13. The method as recited in claim 12, wherein measuring comprises utilizing a distributed temperature sensor.
14. The method as recited in claim 12, wherein determining comprises constructing a model of temperature as a function of zonal flow rates in the well, and using the model to invert the measured temperatures in allocating flow rates from the plurality of well zones.
15. The method as recited in claim 12, wherein determining comprises determining flow rates of oil and water phases during production.
16. The method as recited in claim 12, wherein determining comprises determining flow rates of fluid injected into each of the plurality of well zones.
17. The method as recited in claim 14, wherein inverting the temperatures comprises utilizing an optimization algorithm.
18. The method as recited in claim 12, wherein determining comprises measuring a total flow rate at a wellhead.
19. A system, comprising:
a temperature sensor deployable with a production completion along a wellbore to sense temperature data at a plurality of wellbore locations during production; and
a processor system able to receive the temperature data and allocate a flow rate from a plurality of wellbore zones based on the temperature data.
20. The system as recited in claim 19, wherein the processor system uses a temperature forward model, in which temperature is a function of zonal flow rates, to invert the temperature data and allocate flow rates from producing layers of a formation.
21. The system as recited in claim 19, wherein the temperature sensor comprises a distributed temperature sensor.
22. The system as recited in claim 19, wherein the processor system is able to allocate flow rates in a multi-layer, multi-phase liquid producing well.

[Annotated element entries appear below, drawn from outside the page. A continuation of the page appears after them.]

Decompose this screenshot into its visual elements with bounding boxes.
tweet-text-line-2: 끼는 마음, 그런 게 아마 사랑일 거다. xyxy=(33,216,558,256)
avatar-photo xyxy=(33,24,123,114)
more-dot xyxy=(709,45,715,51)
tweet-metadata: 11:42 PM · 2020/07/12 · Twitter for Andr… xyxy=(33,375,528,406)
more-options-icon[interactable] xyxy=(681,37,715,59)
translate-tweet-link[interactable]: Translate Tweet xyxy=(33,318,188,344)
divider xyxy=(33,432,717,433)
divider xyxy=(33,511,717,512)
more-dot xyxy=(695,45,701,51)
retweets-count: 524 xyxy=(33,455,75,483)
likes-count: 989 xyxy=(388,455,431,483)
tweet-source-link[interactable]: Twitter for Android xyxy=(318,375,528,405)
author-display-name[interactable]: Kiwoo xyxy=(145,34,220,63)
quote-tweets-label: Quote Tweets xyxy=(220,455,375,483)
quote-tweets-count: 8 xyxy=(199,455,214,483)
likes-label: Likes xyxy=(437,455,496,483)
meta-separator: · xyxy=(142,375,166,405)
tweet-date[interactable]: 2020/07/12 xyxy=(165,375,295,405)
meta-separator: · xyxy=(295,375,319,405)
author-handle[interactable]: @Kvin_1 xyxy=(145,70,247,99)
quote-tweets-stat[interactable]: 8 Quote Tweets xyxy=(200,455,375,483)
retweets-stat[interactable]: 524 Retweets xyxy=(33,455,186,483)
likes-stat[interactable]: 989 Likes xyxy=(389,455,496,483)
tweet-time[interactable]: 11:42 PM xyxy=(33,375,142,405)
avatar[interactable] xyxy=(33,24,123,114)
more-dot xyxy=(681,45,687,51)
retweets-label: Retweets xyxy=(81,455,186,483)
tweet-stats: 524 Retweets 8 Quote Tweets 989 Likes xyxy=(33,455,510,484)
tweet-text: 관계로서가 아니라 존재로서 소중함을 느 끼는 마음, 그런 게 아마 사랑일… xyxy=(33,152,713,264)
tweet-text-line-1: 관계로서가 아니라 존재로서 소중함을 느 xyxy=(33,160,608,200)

23. The system as recited in claim 19, wherein the production completion comprises an electric submersible pumping system.
24. The system as recited in claim 19, wherein the production completion comprises a gas lift system.
25. The system as recited in claim 19, wherein the wellbore is oriented generally vertically.
26. A method, comprising:
deploying a distributed temperature sensor along a wellbore;
utilizing a model of temperature as a function of fluid flow rates into the wellbore;
obtaining temperature data from the distributed temperature system;
allocating a fluid flow rate in at least one wellbore zone using the temperature data in conjunction with the model; and
determining error in the fluid flow rate.
27. The method as recited in claim 26, wherein allocating comprises inverting the temperature data to obtain the fluid flow rate.
28. The method as recited in claim 26, wherein deploying comprises deploying the distributed temperature system in a generally vertical wellbore.
29. The method as recited in claim 26, wherein deploying comprises deploying the distributed temperature system in a deviated wellbore.
30. The method as recited in claim 26, wherein allocating comprises determining fluid flow rates across a plurality of wellbore zones.
31. The method as recited in claim 26, wherein allocating comprises determining flow rates for a single-phase liquid producing well.
32. The method as recited in claim 26, wherein allocating comprises determining flow rates for a multi-phase liquid producing well.
33. The method as recited in claim 26, wherein determining comprises compensating for model error, measurement error, and well parameter error.
34. A system, comprising:
means for measuring temperature at a plurality of points along a well having a plurality of well zones and a plurality of liquid phases; and
means for determining flow rates of the plurality of liquid phases through each of the plurality of well zones via the measured temperatures.
35. The system as recited in claim 34, wherein the means for measuring comprises a distributed temperature sensor.
36. The system as recited in claim 34, wherein the means for determining comprises a processor system able to receive the temperature data and allocate a flow rate from a plurality of wellbore zones based on the temperature data.